While 360 and 645 are nuisances, providing yet more reasons for educators to be distracted from serving their students because of the demands of regulators, 440 is the real charter killer. AB 440 would require charter schools to serve student populations similar to those served by local public schools, or to the neighborhoods in which the charter schools are located, or to serve special populations specifically identified in their charters, to be verified at the time of their charters' renewals. This might sound flexible and reasonable, but in practice it will freeze into law the principle that charter schools are not allowed to compete with private schools and magnet schools; they must either be local comprehensives or alternative schools, in California.

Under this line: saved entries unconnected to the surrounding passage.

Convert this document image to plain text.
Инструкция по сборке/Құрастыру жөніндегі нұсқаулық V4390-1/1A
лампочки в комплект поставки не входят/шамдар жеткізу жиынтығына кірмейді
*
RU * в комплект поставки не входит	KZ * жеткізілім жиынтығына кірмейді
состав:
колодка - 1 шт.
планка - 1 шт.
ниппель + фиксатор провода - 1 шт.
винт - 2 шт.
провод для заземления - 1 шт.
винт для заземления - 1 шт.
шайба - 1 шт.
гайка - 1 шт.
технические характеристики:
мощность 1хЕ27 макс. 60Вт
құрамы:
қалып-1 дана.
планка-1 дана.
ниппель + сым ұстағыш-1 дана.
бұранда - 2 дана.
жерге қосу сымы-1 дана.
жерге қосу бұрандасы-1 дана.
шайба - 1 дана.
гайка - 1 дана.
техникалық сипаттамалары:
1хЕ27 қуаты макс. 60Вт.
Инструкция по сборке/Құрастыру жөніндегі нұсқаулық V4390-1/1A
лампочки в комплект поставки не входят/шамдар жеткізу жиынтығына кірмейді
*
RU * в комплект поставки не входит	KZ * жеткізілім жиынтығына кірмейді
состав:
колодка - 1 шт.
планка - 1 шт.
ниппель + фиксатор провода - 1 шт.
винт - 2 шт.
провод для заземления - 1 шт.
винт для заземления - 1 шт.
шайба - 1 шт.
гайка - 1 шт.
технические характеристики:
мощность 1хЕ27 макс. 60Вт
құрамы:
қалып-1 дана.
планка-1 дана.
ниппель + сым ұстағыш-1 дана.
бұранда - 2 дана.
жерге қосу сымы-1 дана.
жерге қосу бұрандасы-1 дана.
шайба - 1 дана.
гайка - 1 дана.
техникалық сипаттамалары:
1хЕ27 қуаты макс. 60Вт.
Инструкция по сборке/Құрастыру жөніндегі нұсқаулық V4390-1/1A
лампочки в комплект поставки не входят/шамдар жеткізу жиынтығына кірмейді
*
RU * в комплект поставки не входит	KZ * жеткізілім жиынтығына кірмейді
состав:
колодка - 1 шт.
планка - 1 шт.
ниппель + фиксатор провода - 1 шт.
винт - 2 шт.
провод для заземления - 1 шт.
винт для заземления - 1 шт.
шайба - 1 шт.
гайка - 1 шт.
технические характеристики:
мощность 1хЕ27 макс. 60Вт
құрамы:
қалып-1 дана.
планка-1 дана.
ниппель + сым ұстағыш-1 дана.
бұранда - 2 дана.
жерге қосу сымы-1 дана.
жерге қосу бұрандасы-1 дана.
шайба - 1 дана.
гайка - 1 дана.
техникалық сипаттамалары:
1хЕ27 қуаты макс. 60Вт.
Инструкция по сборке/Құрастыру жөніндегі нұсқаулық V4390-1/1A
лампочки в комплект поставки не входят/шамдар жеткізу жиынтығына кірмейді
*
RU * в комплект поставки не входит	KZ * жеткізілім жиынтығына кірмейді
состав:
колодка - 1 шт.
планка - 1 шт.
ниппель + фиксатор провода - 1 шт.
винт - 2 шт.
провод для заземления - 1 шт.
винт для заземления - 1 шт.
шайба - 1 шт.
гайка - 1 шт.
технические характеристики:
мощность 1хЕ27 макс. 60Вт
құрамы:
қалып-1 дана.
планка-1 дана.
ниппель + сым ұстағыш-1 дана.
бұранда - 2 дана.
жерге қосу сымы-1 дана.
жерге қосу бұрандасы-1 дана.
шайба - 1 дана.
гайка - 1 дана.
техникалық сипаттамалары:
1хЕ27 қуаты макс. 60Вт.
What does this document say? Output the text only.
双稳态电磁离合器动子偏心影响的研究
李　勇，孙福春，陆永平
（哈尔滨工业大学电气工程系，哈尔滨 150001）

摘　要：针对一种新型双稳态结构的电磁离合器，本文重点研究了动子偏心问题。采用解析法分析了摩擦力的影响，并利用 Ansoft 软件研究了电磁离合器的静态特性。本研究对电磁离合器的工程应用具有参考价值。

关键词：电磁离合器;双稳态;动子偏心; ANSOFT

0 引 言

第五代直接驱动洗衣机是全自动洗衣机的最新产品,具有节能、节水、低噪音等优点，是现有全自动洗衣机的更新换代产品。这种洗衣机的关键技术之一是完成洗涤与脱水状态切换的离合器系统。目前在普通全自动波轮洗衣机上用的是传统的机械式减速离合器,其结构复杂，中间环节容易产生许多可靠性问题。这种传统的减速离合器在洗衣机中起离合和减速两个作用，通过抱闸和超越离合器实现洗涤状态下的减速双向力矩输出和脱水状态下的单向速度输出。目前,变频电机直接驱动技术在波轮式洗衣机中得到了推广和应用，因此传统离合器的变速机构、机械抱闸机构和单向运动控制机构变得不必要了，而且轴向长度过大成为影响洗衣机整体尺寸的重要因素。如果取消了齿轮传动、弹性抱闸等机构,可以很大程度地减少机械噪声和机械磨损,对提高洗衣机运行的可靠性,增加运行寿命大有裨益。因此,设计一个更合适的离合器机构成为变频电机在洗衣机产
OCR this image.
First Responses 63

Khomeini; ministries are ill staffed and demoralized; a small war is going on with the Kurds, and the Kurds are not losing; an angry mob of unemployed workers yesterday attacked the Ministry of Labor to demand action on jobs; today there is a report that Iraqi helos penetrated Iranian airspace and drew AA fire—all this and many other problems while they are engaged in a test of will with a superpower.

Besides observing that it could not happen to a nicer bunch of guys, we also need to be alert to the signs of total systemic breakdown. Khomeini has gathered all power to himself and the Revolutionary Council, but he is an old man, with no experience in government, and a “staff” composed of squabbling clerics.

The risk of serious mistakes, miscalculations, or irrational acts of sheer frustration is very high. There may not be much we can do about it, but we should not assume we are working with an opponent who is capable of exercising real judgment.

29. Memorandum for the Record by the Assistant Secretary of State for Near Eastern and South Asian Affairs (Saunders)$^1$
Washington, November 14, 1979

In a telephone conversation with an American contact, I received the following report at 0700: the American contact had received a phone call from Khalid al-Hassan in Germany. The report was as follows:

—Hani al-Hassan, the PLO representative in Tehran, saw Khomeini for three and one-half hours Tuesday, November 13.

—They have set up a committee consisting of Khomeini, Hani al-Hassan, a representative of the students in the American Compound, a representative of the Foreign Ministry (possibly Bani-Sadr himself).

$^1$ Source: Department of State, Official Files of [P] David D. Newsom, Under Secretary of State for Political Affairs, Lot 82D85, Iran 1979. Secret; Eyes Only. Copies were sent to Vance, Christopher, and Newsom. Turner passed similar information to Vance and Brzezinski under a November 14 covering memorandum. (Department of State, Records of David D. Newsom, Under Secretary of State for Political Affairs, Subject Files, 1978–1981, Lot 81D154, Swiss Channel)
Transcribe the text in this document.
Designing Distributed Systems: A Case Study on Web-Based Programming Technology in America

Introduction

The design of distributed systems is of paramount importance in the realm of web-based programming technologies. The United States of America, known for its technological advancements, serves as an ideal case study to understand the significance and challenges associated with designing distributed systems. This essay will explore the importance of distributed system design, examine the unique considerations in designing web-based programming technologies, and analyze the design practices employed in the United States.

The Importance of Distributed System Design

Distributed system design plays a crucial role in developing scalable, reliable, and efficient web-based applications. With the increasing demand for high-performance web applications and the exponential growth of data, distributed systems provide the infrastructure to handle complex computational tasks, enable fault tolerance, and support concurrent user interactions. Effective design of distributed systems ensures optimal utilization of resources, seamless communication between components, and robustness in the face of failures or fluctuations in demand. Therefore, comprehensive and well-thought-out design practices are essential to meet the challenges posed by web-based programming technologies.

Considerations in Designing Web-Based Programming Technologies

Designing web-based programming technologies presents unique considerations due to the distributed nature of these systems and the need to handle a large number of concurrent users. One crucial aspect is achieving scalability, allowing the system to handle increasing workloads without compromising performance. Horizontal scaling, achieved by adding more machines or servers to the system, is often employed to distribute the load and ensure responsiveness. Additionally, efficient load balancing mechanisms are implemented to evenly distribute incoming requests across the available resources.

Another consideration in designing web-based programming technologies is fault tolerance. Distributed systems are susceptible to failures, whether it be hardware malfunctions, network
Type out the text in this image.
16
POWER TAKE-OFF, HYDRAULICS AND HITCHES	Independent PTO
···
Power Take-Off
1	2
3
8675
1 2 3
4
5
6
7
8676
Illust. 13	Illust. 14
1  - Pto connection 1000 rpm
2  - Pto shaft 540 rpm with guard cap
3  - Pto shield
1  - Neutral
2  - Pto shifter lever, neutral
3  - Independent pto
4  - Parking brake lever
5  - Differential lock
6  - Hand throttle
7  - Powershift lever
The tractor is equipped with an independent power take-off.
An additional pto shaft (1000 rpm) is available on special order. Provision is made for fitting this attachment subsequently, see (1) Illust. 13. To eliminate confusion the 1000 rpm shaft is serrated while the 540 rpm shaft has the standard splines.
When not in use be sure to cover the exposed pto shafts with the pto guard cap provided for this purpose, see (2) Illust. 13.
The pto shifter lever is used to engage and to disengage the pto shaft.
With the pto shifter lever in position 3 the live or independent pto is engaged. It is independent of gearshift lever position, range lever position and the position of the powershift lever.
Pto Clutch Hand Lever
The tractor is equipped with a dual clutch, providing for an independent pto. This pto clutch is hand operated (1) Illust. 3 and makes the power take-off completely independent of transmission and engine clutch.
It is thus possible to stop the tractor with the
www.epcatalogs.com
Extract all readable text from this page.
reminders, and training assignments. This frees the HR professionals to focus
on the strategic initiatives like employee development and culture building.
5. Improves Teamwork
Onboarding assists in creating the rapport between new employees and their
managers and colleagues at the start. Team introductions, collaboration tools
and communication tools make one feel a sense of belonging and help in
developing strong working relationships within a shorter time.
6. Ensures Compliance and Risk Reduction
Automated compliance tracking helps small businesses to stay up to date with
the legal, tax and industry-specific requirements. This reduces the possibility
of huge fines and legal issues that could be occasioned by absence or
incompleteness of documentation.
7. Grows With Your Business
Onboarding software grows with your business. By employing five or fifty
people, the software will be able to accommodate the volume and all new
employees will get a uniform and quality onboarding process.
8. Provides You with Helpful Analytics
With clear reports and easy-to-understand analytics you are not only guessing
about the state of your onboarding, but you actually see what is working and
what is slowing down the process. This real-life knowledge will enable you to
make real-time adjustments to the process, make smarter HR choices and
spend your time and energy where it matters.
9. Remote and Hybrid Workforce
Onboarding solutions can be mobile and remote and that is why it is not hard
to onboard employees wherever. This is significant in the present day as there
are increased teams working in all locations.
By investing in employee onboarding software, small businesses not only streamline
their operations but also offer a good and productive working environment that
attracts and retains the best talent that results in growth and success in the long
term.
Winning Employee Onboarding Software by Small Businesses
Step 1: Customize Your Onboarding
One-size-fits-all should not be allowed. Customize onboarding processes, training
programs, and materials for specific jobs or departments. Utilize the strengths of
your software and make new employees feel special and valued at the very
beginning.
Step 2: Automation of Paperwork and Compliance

Local comprehensives and alternative schools are models that we need, the former in particular in primary and rural education, the latter in densely concentrated areas with large enough populations to make these schools' existences viable. But a real market for strictly college-preparatory education exists, and is served currently by numerous private schools and magnet schools. One World Secondary School is envisioned as a charter school with a magnet international school, capable of competing with expensive private schools, embedded inside it, as an aspiration for as many comprehensive school students of all creeds and colors to qualify to attend and succeed at as possible. But Ms. Brownley's legislation would make this school, which I would like for my own child, many other parents would want for their own children, and the system as a whole should want to at least try for its own good, to see if competition from a replicable model can fundamentally shake up our current approach to secondary education and give us a real chance to compete successfully with other nations and their secondary schools, impossible.
If she has her way, not only will my family, and countless other middle class families, suffer, from the loss of a freedom in a state with vanishing dreams; gifted, poor students, like many I used to teach at Locke High School, who cannot afford private schools and are dissatisfied with their current alternatives, will suffer too, thanks to a Democrat who might claim to be standing up for the poor and disenfrachised but is actually legislating to make sure that those students remain locked into local ghetto schools, with little chance of escaping.